We live in a data-driven technological world. In recent years, there is an increase in the popularity of neural networks and machine learning which are biologically inspired. These technologies form the basic model of the human brain, which can process any data based on the algorithms fed into the system. The systems are fed with the inputs and the results are guessed for the first time based on the algorithm and the systems are trained with those algorithms many times to get the accurate result. Normally, the software works based on the programs written by the programmer but these technologies are going steps further and making software to accomplish the intended tasks using predictive and statistical analytics techniques. Some of the applications of these technologies are image coloring, advanced image recognition, natural language processing, sequence prediction, generative models, language translation, image understanding, to prevent customer churn, spam detection etc.,

When it comes to business or any enterprise, neural networks and machine learning have a significant impact on the programs, long-term plans, and predictive judgments of the company. These are the simple technologies that can be applied in almost all the functions of the businesses. Most people would have heard about these technologies but they might not know how these technologies are used for solving business problems and what are the values these technologies can add up to the businesses.



Many leading companies like Google, Facebook, Netflix, Twitter, Amazon, etc., uses machine learning and neural networks to improve their businesses. These technologies serve as a powerful tool when it comes to predictive analysis of data. Google serves billions on indexed lists and can measure the value and significance of its search results based on click-through rate of its top lists, page load time, time on pages from a particular guest, and numerous different variables. It is difficult to locate an arrangement of firm guidelines for demonstrating the correct query items, so Google’s calculations realize what the best alternatives will be found on a constant commitment from billions of day by day searches. Facebook had a large number of tagged human faces on its platform, faces that were already associated with a unique individual. This enabled Facebook to train algorithms on a massive volume of named information, with a large number of countenances in a wide range of lighting conditions and from different points, enabling the algorithms to be profoundly refined and receptive to recognizing particular human appearances. As one of the biggest retailers on the planet, Amazon additionally gloats one of the biggest AI stages on the planet. On the retail side, everything from item suggestions to supply network, forecasting, and capacity planning runs on machine-learning.

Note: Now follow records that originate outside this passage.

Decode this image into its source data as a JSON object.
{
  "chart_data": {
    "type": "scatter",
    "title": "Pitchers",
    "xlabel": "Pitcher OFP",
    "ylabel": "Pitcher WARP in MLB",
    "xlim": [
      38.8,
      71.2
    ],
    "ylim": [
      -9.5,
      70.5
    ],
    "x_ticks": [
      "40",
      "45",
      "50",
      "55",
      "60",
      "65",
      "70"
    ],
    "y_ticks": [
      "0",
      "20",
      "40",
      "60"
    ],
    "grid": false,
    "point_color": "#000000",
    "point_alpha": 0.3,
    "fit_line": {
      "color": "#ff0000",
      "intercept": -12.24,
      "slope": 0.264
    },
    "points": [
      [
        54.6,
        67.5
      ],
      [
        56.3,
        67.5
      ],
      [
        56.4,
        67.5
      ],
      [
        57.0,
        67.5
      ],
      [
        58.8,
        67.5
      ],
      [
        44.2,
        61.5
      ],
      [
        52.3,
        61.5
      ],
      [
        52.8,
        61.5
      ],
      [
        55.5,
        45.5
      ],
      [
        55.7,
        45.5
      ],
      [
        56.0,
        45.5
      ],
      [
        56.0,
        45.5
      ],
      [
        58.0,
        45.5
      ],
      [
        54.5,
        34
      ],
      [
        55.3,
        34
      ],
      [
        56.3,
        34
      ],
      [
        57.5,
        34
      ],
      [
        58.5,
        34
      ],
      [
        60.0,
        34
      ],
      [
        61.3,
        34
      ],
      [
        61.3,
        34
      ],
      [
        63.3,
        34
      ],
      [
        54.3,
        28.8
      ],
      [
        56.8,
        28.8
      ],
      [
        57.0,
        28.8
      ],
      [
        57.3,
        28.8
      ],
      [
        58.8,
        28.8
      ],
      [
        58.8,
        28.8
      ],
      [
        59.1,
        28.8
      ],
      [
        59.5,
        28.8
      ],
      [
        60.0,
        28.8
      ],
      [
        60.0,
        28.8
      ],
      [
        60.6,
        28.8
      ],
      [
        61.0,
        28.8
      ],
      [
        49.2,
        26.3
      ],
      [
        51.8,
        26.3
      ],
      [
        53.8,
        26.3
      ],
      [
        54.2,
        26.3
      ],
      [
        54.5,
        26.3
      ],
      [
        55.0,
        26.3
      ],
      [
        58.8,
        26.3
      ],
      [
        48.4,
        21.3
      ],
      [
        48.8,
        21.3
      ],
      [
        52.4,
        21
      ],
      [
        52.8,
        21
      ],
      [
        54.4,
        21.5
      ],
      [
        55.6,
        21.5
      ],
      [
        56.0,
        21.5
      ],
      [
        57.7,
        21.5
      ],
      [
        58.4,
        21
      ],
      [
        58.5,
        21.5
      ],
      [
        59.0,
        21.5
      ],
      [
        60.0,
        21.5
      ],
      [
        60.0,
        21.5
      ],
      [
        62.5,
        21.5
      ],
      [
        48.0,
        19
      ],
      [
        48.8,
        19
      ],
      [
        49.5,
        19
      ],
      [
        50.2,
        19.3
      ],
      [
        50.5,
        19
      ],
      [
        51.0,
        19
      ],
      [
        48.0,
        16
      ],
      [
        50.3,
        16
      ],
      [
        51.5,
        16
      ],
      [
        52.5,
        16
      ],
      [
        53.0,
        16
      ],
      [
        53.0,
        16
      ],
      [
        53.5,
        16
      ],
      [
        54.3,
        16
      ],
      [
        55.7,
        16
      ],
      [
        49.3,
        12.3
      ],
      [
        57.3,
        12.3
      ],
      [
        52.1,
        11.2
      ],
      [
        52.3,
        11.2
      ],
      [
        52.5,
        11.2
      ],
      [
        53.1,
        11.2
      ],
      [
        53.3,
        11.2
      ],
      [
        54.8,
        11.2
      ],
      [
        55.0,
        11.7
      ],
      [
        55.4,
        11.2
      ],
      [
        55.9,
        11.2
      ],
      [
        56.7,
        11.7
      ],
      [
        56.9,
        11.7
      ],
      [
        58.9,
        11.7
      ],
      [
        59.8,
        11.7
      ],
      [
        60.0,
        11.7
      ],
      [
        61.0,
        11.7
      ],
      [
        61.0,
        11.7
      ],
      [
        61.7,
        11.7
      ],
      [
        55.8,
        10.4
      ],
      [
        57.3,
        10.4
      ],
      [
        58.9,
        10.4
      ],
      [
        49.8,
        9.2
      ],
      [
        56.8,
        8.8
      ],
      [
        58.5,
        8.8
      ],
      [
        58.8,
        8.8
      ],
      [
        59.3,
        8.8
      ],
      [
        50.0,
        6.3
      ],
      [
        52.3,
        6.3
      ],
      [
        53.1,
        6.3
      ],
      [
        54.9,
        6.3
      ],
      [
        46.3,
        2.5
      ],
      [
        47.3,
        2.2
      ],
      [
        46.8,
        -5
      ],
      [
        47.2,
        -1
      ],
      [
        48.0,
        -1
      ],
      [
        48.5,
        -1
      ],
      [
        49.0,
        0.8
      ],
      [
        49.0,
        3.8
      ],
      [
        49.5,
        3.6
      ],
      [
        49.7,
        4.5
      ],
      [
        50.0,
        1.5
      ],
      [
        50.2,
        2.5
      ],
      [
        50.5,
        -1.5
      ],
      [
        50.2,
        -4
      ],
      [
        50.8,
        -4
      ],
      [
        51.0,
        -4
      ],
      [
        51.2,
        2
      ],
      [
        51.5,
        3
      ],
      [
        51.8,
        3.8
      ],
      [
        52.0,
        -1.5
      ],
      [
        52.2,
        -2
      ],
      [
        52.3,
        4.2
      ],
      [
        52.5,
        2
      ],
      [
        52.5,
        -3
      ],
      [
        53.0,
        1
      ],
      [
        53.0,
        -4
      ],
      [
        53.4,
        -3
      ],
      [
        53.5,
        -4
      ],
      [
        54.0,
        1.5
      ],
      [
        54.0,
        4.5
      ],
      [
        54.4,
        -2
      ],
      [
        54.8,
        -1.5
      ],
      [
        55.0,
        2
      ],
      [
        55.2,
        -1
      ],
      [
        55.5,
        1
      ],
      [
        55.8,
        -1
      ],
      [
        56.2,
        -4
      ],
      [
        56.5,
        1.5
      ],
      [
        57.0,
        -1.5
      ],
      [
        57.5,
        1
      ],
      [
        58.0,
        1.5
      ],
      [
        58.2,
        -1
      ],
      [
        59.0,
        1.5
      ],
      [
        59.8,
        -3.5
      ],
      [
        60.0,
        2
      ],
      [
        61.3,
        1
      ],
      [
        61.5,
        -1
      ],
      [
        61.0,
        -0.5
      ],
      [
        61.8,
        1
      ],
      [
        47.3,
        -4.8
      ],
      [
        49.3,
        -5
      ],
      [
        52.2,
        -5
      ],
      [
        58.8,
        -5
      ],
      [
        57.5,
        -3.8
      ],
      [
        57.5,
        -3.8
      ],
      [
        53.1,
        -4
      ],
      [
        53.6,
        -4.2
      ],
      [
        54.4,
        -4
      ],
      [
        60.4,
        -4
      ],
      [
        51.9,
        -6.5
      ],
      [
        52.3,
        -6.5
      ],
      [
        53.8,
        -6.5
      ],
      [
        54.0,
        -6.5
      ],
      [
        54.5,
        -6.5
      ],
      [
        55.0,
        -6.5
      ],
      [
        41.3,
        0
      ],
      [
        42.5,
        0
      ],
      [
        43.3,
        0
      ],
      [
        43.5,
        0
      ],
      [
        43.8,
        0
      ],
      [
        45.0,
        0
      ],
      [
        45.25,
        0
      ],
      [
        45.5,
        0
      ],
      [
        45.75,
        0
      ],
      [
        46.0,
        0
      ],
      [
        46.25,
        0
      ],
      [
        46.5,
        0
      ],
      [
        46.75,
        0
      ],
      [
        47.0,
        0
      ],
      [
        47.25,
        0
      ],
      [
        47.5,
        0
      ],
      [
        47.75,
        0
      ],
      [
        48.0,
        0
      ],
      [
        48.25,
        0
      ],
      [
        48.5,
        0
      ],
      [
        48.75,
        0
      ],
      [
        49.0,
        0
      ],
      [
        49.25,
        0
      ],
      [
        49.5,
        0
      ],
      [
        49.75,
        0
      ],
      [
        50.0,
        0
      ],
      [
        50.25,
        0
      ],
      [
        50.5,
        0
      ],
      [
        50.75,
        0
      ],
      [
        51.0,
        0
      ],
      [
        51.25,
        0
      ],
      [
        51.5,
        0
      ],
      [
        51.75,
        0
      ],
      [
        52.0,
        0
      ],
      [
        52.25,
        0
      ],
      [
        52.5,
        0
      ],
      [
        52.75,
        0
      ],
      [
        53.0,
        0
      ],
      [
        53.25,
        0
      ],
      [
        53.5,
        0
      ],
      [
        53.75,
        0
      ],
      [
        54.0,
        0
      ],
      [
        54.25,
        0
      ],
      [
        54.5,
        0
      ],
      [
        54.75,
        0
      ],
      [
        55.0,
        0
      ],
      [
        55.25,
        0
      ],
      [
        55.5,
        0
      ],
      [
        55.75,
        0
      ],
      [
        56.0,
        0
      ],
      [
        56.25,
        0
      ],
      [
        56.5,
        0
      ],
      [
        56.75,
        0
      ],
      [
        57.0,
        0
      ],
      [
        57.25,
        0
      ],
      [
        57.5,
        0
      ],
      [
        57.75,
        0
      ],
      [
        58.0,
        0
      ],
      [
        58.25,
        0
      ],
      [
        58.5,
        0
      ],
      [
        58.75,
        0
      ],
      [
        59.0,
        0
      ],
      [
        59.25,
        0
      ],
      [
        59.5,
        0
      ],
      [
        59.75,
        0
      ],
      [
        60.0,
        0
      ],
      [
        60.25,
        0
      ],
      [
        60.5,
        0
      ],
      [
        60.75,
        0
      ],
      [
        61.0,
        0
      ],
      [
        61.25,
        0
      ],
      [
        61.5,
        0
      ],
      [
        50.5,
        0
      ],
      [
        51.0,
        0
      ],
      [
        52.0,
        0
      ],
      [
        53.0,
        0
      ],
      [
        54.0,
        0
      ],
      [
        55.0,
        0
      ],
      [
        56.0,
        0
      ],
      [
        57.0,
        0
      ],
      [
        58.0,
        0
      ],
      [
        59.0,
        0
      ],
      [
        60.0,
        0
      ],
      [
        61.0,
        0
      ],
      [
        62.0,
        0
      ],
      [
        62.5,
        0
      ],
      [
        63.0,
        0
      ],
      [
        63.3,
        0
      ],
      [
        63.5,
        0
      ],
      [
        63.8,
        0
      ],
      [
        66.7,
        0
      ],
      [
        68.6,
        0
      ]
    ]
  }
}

Most of the companies use machine learning and neural networks for financial forecasting prediction, asset management, and portfolio management. These systems are trained for detecting frauds and even banks are calculating the statistical data using ANN and ML so that they could make the final decision whether to grant the loan or not to people. It helps the companies to promote their products and thus the companies make accurate sale forecasts.

Neural Network and Machine Learning offer huge advantages in marketing and sales sector, few examples are it will analyze the past outcomes and behavior of the customer and it will interpret data, so for the upcoming and new data, we will be able to make a better prediction of customer behaviors. Thus it is helpful in identifying the pattern of customer behavior and also useful for reviewing and modifying the marketing and sales strategies. These technologies do rapid analysis processing and prediction of data so it will analyze customer purchases rapidly and give better product recommendation for the customer at the right time in the form of ads. It also predicts the accurate lifetime value of the customer. Market basket analysis can also be done using these technologies, which gives the customers purchasing behavior and it can also predict the time dependencies between the purchases.

Manufacturing firms have preventive and corrective maintenance practices while they are producing a product. However, these are often costly and inefficient because it consumes more time. This is exactly where ML and ANN can be of great help. By using ML and ANN we can create a highly efficient predictive maintenance system. That system will reduce the chances of unexpected failures and thus it reduces the unnecessary maintenance in preventive activity and reduces cost.

In the healthcare industry, ML and ANN help in identifying the high-hazards in patients, make near the conclusion of the diagnoses, suggest the best possible drugs, and foresee re-admissions. These are done based on the data-sets that are available of the unknown patient records as well as the symptoms exhibited by them. Near accurate diagnoses and better drug recommendations will encourage the speedier recovery of patients without the requirement for extraneous drugs. In this way, ML and ANN make it possible to improve patient health at minimal costs in the medical sector.

Even though machine learning and neural networks still have a long way to go, the potential opportunities and benefits it can bring to the society are quite promising. With these technologies the unlabeled data can be analyzed, patterns can be found and insights can be gained. This helps in getting a better understanding of the correlations between various data sources and in making predictions. As of now, one cannot predict for sure how this technology will evolve, but it is very likely to quickly spread among industries, shaping business opportunities in the upcoming decades.

Author: Haritha Thirumalairajan. MBA – Business Analytics student at CHRIST(Deemed to be University).